LA SUISSE RÉPOND AUX QUESTIONS DU COMITÉ CONTRE LA TORTURE

09 Mai 2005

Comité contre la torture

9 mai 2005


Le Comité contre la torture a conclu, cet après-midi, l'examen du rapport de la Suisse en entendant les renseignements complémentaires fournis par la délégation de la Suisse en réponse aux questions posées par les membres du Comité vendredi dernier.

La délégation a notamment souligné que l'évaluation de l'existence d'un risque concret et sérieux qu'une personne soit refoulée vers un pays où existe un motif de croire qu'elle sera soumise à un risque sérieux de torture, au delà de tout doute raisonnable, ne suppose pas que soit apportée par l'intéressé une preuve au sens propre du terme. Le risque doit, certes, être hautement probable et son examen repose donc sur la notion de vraisemblance. En outre, si les moyens auxquels peut recourir la police dans le cadre de mesures de contrainte ne sont pas actuellement envisagés par la loi, un projet de texte énumérant les moyens dont l'usage est admissible ou interdit sera prochainement examiné par le Parlement. La question, soulevée par des membres du Comité, du recours à des appareils produisant des chocs électriques sera également tranchée lors de ce débat, a ajouté la délégation.

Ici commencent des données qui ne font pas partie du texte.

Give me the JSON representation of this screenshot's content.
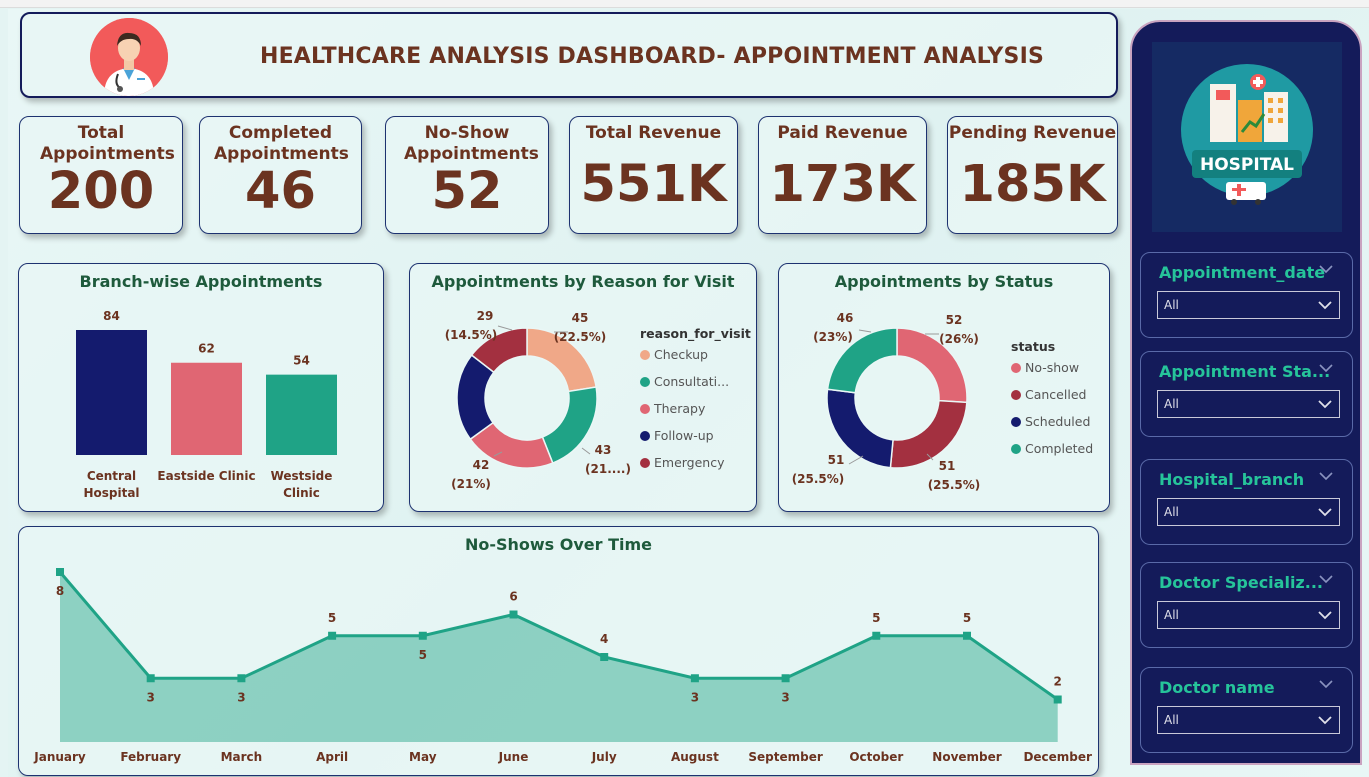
{
  "header": {
    "title": "HEALTHCARE ANALYSIS DASHBOARD- APPOINTMENT ANALYSIS"
  },
  "kpis": [
    {
      "label": "Total Appointments",
      "value": "200"
    },
    {
      "label": "Completed Appointments",
      "value": "46"
    },
    {
      "label": "No-Show Appointments",
      "value": "52"
    },
    {
      "label": "Total Revenue",
      "value": "551K"
    },
    {
      "label": "Paid Revenue",
      "value": "173K"
    },
    {
      "label": "Pending Revenue",
      "value": "185K"
    }
  ],
  "logo_text": "HOSPITAL",
  "chart_data": [
    {
      "type": "bar",
      "title": "Branch-wise Appointments",
      "categories": [
        "Central Hospital",
        "Eastside Clinic",
        "Westside Clinic"
      ],
      "values": [
        84,
        62,
        54
      ],
      "colors": [
        "#141b6e",
        "#e06673",
        "#1fa386"
      ]
    },
    {
      "type": "pie",
      "title": "Appointments by Reason for Visit",
      "legend_title": "reason_for_visit",
      "legend": [
        "Checkup",
        "Consultati...",
        "Therapy",
        "Follow-up",
        "Emergency"
      ],
      "values": [
        45,
        43,
        42,
        41,
        29
      ],
      "labels": [
        {
          "count": "45",
          "pct": "(22.5%)"
        },
        {
          "count": "43",
          "pct": "(21....)"
        },
        {
          "count": "42",
          "pct": "(21%)"
        },
        {
          "count": "",
          "pct": ""
        },
        {
          "count": "29",
          "pct": "(14.5%)"
        }
      ],
      "colors": [
        "#f0a888",
        "#1fa386",
        "#e06673",
        "#141b6e",
        "#a33040"
      ]
    },
    {
      "type": "pie",
      "title": "Appointments by Status",
      "legend_title": "status",
      "legend": [
        "No-show",
        "Cancelled",
        "Scheduled",
        "Completed"
      ],
      "values": [
        52,
        51,
        51,
        46
      ],
      "labels": [
        {
          "count": "52",
          "pct": "(26%)"
        },
        {
          "count": "51",
          "pct": "(25.5%)"
        },
        {
          "count": "51",
          "pct": "(25.5%)"
        },
        {
          "count": "46",
          "pct": "(23%)"
        }
      ],
      "colors": [
        "#e06673",
        "#a33040",
        "#141b6e",
        "#1fa386"
      ]
    },
    {
      "type": "area",
      "title": "No-Shows Over Time",
      "categories": [
        "January",
        "February",
        "March",
        "April",
        "May",
        "June",
        "July",
        "August",
        "September",
        "October",
        "November",
        "December"
      ],
      "values": [
        8,
        3,
        3,
        5,
        5,
        6,
        4,
        3,
        3,
        5,
        5,
        2
      ],
      "color": "#1fa386"
    }
  ],
  "slicers": [
    {
      "title": "Appointment_date",
      "value": "All"
    },
    {
      "title": "Appointment Sta...",
      "value": "All"
    },
    {
      "title": "Hospital_branch",
      "value": "All"
    },
    {
      "title": "Doctor Specializ...",
      "value": "All"
    },
    {
      "title": "Doctor name",
      "value": "All"
    }
  ]
}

S'agissant de la question de l'identification des policiers dans le cadre d'opérations de maintien de l'ordre, la délégation a affirmé que l'absence de signe d'identification n'empêche nullement de désigner un policier responsable d'un comportement abusif, de même que la chaîne des responsabilités.

La délégation a déclaré que, s'il n'existe pas encore des organismes de contrôle indépendant pour connaître des plaintes dirigées contre la police, partout en Suisse, la tendance est à la création de services spécialisés dans les enquêtes dites internes.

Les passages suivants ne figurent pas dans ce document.